There is a lot more to write about the ministries we saw in Kenya, but it is time to move on to the Uganda portion of our trip!
Our first stop was Adventure Village, an orphanage our church helped build and has worked with for many years (I think we’ve sent teams there every years since 2007). We spent a few days there, helping to distribute backpacks and clothes that were collected and sent over by generous folks at our church. It didn’t matter how organized we’d been in collecting the goods (life groups were assigned different homes at the village–group members all picked one child to “sponsor”). But, unbeknownst to us, there had been a bit of a shuffle at Adventure Village, with most of the children living in different homes.
So chaos reigned, as it is so apt to do in Africa, but a joyous chaos it was as children received their gifts from afar.
The highlight of our visit to Adventure Village was spending time with Resty, a young girl sponsored by our oldest daughter (who met her on that first trip in 2007, shortly after Resty had come to the orphanage). We’d met Resty three years ago, when Greg and I flew over for our youngest daughter’s wedding. In fact, Resty and a teacher from Adventure Village were able to attend the wedding and join in the fun. Resty regularly sends us letters about her life at the village–she even sent a short version of her life story recently.

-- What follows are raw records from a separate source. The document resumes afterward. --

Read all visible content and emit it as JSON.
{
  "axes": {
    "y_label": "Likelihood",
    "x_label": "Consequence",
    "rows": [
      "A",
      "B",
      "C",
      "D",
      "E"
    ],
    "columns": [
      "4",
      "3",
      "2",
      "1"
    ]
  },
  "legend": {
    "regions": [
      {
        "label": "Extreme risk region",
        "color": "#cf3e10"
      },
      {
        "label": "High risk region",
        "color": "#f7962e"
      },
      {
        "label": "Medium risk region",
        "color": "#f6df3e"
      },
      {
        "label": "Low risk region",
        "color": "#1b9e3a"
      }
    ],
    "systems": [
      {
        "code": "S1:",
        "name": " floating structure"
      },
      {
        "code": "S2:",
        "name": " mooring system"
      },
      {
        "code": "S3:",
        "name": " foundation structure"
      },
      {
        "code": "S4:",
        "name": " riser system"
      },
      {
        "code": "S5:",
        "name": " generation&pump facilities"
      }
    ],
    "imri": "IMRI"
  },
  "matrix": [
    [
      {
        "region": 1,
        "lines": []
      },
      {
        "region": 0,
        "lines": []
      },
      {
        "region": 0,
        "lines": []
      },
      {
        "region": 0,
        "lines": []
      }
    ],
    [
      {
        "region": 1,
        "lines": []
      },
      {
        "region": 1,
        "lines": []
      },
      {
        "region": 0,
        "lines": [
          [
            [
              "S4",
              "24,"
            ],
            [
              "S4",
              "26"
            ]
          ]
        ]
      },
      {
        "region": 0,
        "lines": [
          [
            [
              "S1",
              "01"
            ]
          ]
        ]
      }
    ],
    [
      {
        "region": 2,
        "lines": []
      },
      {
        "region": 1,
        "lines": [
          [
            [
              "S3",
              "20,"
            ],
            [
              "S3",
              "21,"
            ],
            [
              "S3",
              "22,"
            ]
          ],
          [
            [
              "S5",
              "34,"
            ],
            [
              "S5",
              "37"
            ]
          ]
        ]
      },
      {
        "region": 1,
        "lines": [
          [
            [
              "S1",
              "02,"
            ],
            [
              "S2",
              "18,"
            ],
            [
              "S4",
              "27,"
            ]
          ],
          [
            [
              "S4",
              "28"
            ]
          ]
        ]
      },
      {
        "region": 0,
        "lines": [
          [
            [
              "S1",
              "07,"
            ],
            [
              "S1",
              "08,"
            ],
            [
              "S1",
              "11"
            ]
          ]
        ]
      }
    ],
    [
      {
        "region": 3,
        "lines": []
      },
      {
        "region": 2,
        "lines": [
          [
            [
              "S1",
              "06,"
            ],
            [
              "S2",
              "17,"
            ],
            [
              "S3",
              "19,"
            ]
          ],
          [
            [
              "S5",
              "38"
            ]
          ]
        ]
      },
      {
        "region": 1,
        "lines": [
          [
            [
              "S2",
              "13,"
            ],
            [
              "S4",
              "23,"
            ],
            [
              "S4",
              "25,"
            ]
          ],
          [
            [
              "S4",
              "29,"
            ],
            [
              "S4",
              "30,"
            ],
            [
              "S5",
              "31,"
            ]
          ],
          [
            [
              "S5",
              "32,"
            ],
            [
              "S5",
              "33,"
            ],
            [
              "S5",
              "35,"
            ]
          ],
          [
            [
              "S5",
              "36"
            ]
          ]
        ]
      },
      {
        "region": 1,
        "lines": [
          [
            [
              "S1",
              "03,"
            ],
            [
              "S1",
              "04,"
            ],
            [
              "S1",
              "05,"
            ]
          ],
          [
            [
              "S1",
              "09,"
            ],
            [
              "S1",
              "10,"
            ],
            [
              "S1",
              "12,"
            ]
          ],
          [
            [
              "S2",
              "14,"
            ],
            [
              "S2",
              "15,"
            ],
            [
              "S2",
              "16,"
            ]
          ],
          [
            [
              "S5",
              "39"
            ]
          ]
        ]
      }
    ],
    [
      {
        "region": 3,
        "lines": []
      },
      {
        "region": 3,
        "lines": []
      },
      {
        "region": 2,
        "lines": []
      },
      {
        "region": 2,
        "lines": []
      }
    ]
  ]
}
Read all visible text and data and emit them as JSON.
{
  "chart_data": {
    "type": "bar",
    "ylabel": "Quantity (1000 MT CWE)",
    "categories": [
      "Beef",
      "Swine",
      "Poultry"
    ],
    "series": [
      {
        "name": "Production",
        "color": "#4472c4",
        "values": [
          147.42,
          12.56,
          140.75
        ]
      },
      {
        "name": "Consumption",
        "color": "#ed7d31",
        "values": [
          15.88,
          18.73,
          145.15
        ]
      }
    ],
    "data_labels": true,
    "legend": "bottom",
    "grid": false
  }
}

Not all of the children at Adventure Village are true orphans, Resty included. According to her account, her mother and father separated when she was young. Her mother remarried, and her husband did not want the children from the previous marriage. He beat the children (Resty had two brothers that I know of) and life was so miserable it was decided that they would go live with their father. The details are a little sketchy at this point, but their father was murdered around this time. And shortly after that, their mother brought them to the orphanage.
Losing both your parents would be a terrible trauma, but my heart breaks at the rejection and abandonment experienced by Resty and her siblings. Resty has mentioned to me several times how much it meant to her that my daughter chose her, closely following the heels of her own mother’s rejection. Even though Lindsay hasn’t been back to Africa or seen Resty since, there is an incredibly strong connection there. Such power in being chosen!
My prayer for Resty–and all the “orphans” of this world–is that she would know she is chosen by her Heavenly Father. And that this truth would fill and heal her heart. It hit me hard on this trip that all the backpacks, all the shoes, all the ice cream couldn’t fill the empty part of their hearts. Sometimes I wonder if the stuff we give them even makes the emptiness worse.
There is a song that we often sing at my church, “Only You can Satisfy.” Every time I hear it, I think of Resty and all the little children I met on our travels and pray that the love of Christ will satisfy their hungry souls.